In breve tempo Koch, vescovo di Basilea, era diventato il candidato ideale di Benedetto XVI,  per successione del Cardinale Walter Kasper, al vertice del Consiglio per la Promozione dell'Unità dei Cristiani. E ciò è puntualmente avvenuto con la designazione il 1 luglio 2010 alla guida del Consiglio mentre a novembre il Papa accoglieva Kurt Koch nel collegio cardinalizio.

 

Come rettore del Consiglio dell’Unità Koch è l’unico cardinale di curia di lingua tedesca in servizio, con molte affinità con il l’attuale pontefice: riservato, modesto, ampiamente gentile, intellettualmente sovrastante, però chiaro e inequivocabile con le sue parole.

 

Koch è realista. Sa che le divisioni all’interno dell’ortodossia sono troppo profonde e che il grande scisma tra oriente e occidente potrà essere superato in tempi rapidi. E sa anche, che c’è molta differenza tra le chiese emerse dalla riforma – per esempio manca alle diverse denominazioni protestanti un termine comune di chiesa –, che anche qui non c’è da attendersi un  accordo imminente con Roma.

Kurt Koch come vescovo di Basilea ha sofferto tanto.

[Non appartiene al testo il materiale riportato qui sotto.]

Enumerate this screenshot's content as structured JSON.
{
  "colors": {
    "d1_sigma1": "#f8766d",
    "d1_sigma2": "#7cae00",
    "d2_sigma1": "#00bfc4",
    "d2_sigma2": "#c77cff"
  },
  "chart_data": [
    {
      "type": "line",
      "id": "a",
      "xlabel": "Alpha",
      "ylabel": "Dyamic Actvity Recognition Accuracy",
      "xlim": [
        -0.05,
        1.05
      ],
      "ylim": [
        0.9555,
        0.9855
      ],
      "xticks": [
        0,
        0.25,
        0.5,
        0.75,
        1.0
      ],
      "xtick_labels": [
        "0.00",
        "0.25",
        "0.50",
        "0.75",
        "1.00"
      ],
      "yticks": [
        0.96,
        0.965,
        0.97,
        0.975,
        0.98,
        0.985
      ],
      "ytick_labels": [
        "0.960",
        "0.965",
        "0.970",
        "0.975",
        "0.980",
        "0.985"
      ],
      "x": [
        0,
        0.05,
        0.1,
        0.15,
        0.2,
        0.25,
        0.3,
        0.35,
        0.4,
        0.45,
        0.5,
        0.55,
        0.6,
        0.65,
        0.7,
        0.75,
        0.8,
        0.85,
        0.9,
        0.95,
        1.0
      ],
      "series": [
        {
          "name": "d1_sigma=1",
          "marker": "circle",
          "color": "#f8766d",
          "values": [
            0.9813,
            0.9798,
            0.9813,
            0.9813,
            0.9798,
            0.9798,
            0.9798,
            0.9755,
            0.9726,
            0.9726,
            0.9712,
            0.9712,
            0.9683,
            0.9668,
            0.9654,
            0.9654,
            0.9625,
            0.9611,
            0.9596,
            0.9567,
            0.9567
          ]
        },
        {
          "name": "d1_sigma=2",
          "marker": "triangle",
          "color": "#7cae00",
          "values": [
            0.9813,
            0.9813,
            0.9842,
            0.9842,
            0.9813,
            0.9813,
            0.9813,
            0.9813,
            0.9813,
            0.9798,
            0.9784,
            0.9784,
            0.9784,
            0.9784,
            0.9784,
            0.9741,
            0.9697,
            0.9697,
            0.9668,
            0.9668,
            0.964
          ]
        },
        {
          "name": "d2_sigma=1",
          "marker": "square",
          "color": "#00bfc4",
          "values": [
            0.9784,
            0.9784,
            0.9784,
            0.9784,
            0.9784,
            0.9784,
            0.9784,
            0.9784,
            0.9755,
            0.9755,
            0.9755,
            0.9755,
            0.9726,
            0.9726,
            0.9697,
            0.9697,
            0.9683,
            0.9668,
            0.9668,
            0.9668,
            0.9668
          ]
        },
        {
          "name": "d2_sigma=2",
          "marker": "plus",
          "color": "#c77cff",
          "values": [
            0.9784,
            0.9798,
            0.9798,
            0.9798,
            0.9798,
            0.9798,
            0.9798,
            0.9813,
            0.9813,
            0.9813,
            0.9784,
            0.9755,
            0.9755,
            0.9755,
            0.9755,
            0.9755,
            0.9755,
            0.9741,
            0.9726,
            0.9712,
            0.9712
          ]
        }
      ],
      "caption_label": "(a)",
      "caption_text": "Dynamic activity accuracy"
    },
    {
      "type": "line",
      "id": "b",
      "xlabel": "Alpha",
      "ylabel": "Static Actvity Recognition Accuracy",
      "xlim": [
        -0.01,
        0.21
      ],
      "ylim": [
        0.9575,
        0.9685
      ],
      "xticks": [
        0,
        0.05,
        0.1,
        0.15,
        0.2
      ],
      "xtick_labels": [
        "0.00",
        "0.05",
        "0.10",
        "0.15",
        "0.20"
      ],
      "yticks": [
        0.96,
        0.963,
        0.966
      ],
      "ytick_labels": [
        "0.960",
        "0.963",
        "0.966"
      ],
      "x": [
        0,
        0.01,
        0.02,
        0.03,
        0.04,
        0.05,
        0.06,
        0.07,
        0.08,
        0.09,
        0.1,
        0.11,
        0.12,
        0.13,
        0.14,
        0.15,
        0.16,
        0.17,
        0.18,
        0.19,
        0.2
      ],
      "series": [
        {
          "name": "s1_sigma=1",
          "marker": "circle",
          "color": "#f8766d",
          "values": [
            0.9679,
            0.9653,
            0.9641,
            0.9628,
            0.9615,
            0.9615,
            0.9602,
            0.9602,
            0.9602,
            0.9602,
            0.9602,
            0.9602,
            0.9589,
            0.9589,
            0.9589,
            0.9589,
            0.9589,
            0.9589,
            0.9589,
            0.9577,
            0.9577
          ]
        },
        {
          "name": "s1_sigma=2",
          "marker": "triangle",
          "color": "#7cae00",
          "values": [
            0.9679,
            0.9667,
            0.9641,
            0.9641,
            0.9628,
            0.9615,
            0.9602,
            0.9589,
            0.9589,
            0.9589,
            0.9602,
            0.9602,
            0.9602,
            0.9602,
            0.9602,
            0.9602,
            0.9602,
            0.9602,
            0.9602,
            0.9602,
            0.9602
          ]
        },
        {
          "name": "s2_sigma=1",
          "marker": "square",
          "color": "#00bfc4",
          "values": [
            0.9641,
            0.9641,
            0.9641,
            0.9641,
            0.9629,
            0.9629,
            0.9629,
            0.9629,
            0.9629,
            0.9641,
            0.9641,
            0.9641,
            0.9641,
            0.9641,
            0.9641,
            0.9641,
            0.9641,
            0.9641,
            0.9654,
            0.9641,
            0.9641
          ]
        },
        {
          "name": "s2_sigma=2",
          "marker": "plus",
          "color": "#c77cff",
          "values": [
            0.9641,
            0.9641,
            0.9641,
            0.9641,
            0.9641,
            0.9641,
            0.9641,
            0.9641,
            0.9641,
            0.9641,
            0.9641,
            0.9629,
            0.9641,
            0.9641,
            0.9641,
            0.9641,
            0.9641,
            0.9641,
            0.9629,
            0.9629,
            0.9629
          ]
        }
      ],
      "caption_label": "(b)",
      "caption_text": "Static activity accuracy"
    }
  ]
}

Come cardinale della curia continuerà a soffrire le difficoltà post conciliari.

 

 

Dal 2012 ci sarà una serie di giubilei del Concilio Vaticano II. Ancora oggi si discute animatamente nella chiesa  per la supremazia dell’interpretazione dei testi del concilio, l’ermeneutica della rottura sta contro l’ermeneutica della continuità. Come è stato possibile che un’assemblea ecclesiastica nel XX secolo abbia lasciato un conflitto permanente di interpretazioni e opinioni?

 

 

A mio parere non fu il concilio ha creare il potenziale di conflitto, ma ciò che è avvenuto dopo. La causa principale risiede nel fatto che non si sono quasi più recepiti i testi del Concilio Vaticano II, ma ognuno aveva le proprio idee su che cosa ha portato il concilio. È stata praticata una sorta di “cava-esegesi”, ognuno prendeva cosa poteva servire, per poi contrastare chi la pensava in modo differente. I testi sono sempre meno presi in considerazione. Della Costituzione sulla chiesa per esempio è stato recepito il secondo capitolo del popolo di Dio. Ma tutta la struttura e soprattutto il quinto capitolo sulla vocazione universale alla santità non è molto conosciuto nella chiesa.

 

 

 

Come è potuto succedere tutto questo? Come mai il Vaticano II è stato un concilio che non ha lasciato unità e chiarimento, ma modi diversi di lettura dei suoi risultati?

 

Tra i padri conciliari vi erano certamente diverse correnti, e in tanti testi si cercò e fu trovato un compromesso. Dopo tanti anni molti studiosi cercano di leggere nel concilio quello che i protagonisti vissero in modo differente. Spesso non emerge il compromesso faticosamente ottenuto oppure non viene preso sul serio, anzi si torna a dividere quello che allora fu messo insieme.